Home Des sports“Honnêtement, je pense qu’il y a de plus grandes choses à venir” – Michael Matthews a renouvelé son enthousiasme pour le cyclisme et pour la vie après la peur de l’embolie pulmonaire

“Honnêtement, je pense qu’il y a de plus grandes choses à venir” – Michael Matthews a renouvelé son enthousiasme pour le cyclisme et pour la vie après la peur de l’embolie pulmonaire

by Camille Renault

Publié le 5 décembre 2025 à 20h14. L’Australien Michael Matthews, victime d’une embolie pulmonaire en juin dernier, se prépare avec enthousiasme pour la saison 2026, fort d’un nouveau contrat avec Jayco-AlUla et d’une seconde chance dans le cyclisme.

Après avoir frôlé la mort cet été suite à une embolie pulmonaire survenue en altitude, Michael Matthews affiche une détermination renouvelée. L’Australien s’entraîne déjà intensément avec son équipe, Jayco-AlUla, en Espagne, et ne pense même pas à la retraite, malgré ses 35 ans.

« Les stages de décembre ne ressemblent plus à ce qu’ils étaient, c’est sûr », a plaisanté Matthews dans une interview exclusive à Actualités du cyclisme. « Avant, décembre était synonyme d’horaires fixes et de tout ce pour quoi on n’avait pas le temps pendant la saison. Aujourd’hui, décembre est comme l’ancien janvier ; nous faisons déjà des efforts de seuil. Les temps ont changé, c’est certain. »

L’incident, survenu alors qu’il s’entraînait à Livigno, à la frontière italo-suisse, a nécessité une hospitalisation d’urgence. Matthews, qui se préparait alors à disputer les étapes du Tour de France, a progressivement ressenti une détresse respiratoire croissante. Des analyses de sang ont révélé la gravité de la situation, et les médecins ont insisté pour qu’il reste sous surveillance immédiate, recevant un traitement anticoagulant. Il a eu de la chance que l’embolie n’ait pas atteint son cerveau.

« C’était probablement l’une des choses les plus effrayantes auxquelles j’ai jamais eu à faire face dans ma vie. Je me suis retrouvé soudainement à l’hôpital et je ne savais pas si j’allais mourir cette nuit-là ou survivre. Les médecins ont dit que si j’avais continué à m’entraîner, je me serais suicidé en deux jours. »

Michael Matthews

Après trois mois de traitement anticoagulant, les médecins ont rassuré Matthews quant à l’absence de risque de récidive. Cette épreuve a profondément marqué le coureur, qui y voit désormais une opportunité de relancer sa carrière.

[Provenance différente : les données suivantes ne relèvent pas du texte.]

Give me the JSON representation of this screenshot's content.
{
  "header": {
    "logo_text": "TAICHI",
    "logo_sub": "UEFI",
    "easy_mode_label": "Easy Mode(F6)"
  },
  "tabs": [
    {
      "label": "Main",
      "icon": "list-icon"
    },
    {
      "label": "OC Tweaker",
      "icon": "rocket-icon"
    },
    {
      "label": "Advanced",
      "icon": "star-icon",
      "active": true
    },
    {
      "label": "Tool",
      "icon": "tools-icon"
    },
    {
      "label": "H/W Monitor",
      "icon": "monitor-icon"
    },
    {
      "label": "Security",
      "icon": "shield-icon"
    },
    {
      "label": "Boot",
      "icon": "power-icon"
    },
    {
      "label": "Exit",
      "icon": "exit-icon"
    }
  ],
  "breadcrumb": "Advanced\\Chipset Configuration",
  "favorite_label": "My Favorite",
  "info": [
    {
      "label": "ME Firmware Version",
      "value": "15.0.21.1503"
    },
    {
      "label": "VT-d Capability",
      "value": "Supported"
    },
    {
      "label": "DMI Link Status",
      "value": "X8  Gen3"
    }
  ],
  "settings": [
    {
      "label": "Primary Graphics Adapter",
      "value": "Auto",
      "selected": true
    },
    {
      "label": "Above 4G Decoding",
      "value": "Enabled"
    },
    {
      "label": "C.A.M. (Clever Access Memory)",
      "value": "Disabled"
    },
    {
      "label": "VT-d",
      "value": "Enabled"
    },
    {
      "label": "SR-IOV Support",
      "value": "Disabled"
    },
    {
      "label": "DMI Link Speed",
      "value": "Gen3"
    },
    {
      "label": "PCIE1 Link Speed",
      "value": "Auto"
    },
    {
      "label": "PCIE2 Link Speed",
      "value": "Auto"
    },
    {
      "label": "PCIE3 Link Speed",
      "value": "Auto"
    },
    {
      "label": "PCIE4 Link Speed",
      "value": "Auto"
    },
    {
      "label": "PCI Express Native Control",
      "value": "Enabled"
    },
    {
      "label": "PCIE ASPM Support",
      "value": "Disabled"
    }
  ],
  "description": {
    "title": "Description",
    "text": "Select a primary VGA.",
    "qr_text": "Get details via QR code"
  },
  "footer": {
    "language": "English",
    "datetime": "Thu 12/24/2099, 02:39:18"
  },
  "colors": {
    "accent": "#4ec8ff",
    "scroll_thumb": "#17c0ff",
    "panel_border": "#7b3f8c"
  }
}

« J’ai l’impression que c’est une seconde chance pour moi dans le cyclisme parce que j’ai réalisé que ma carrière aurait pu être terminée », a-t-il confié. « Je pense que c’est une seconde chance pour moi de montrer de quoi je suis vraiment, vraiment capable. »

Matthews a prolongé son contrat avec Jayco-AlUla jusqu’à fin 2027 et affiche une hygiène de vie irréprochable. « Je ne bois pas et je ne fais pas la fête. Je ne fais rien de ce qui fait probablement vieillir plus vite que d’habitude, alors peut-être que cela m’a aidé à rester jeune et signifie que je suis toujours capable de rivaliser avec ces jeunes talents qui émergent », a-t-il suggéré.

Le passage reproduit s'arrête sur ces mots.